Sem querer divergir, só para dizer que podia ter acrescentado no meu anterior post que '_culpável_' não é termo de uso muito frequente em português e dificilmente seria usado no contexto que o Mangato agora refere. Tenho também de concluir, pelo que diz, que '_culpado_' pode ser um falso amigo. Nós nunca chamaríamos '_culpado_' ao '_culpado_' espanhol (no sentido de acusado, réu), porque como para nós '_culpado_' é quem tem a culpa, isso então significaria que a pessoa estaria a ser condenada ainda antes de ter terminado o julgamento. Mesmo na linguagem corrente não usariamos esse termo. '_Acusado_' sim ou, quando muito, '_inculpado_' ou '_incriminado_', mas nesse caso a frase teria de ser construida de forma diferente (_F..., que foi inculpado/acusado de/por..._) já que os particípios _incriminado_ e _inculpado_ raramente são substantivados. Além, claro, de '_réu_' ou '_arguido_' no domínio da terminologia técnica do direito processual civil ou penal, respectivamente.

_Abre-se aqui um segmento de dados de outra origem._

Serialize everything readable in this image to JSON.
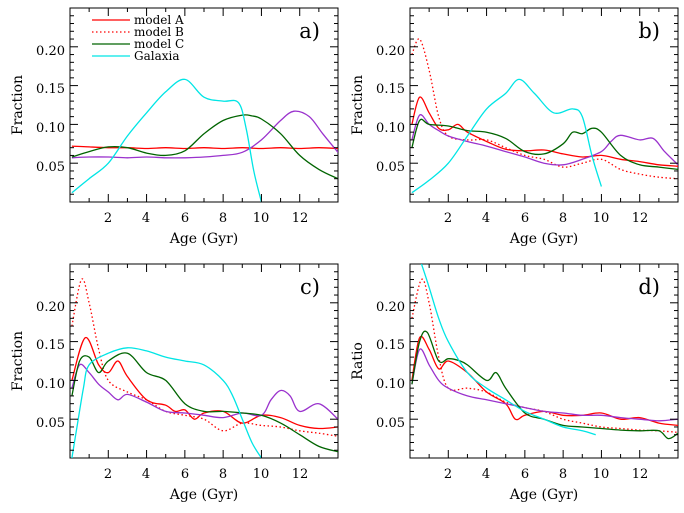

Talvez dando alguns exemplos a coisa fique mais clara:

_'F... é doido: Não é culpável do que aconteceu_' (não lhe pode ser atribuída a culpa, os doidos não são incrimináveis)
_'F... é doido: Não é culpado do que aconteceu_' (não tem a culpa, os doidos não sabem o que fazem)

_'F... teve uma atitude culpável por ter seduzido C...._' (teve uma atitude que lhe pode ser censurada, cuja culpa lhe pode ser atribuida)
_'F... foi culpado de ter seduzido C...._' (a culpa, a responsabilidade, foi sua)

Evidentemente, no exemplo do Mangato, é '_culpado_' que cabe:_ F... declarou-se culpado perante a polícia._ Mas, se em vez de assumir a culpa, a negasse, então poderia dizer, suponhamos que num caso dum acidente de viação: _'Não sou culpado_' (não tenho a culpa, não fui eu quem bateu ou fui mas não violei nenhuma regra do trânsito) ou _'Não sou culpável pelo acidente_' (não me podem acusar disso, fui eu quem bati mas havia óleo no estrada e não consegui parar, ou outra treta parecida com essa). Claro que, como é bom de ver, nesta última situação e na vida real tanto poderia dizer '_culpável_' como '_culpado_', tudo dependendo da perspectiva e da intenção do falante, mas, para efeitos de exemplo, acho que por agora serve. 

P.S. Parece que no galego a distinção também existe, Mangato. Pelo menos nesta página com que dei: http://www.galizalivre.org/index.php?option=com_content&task=view&id=2021&Itemid=2


----------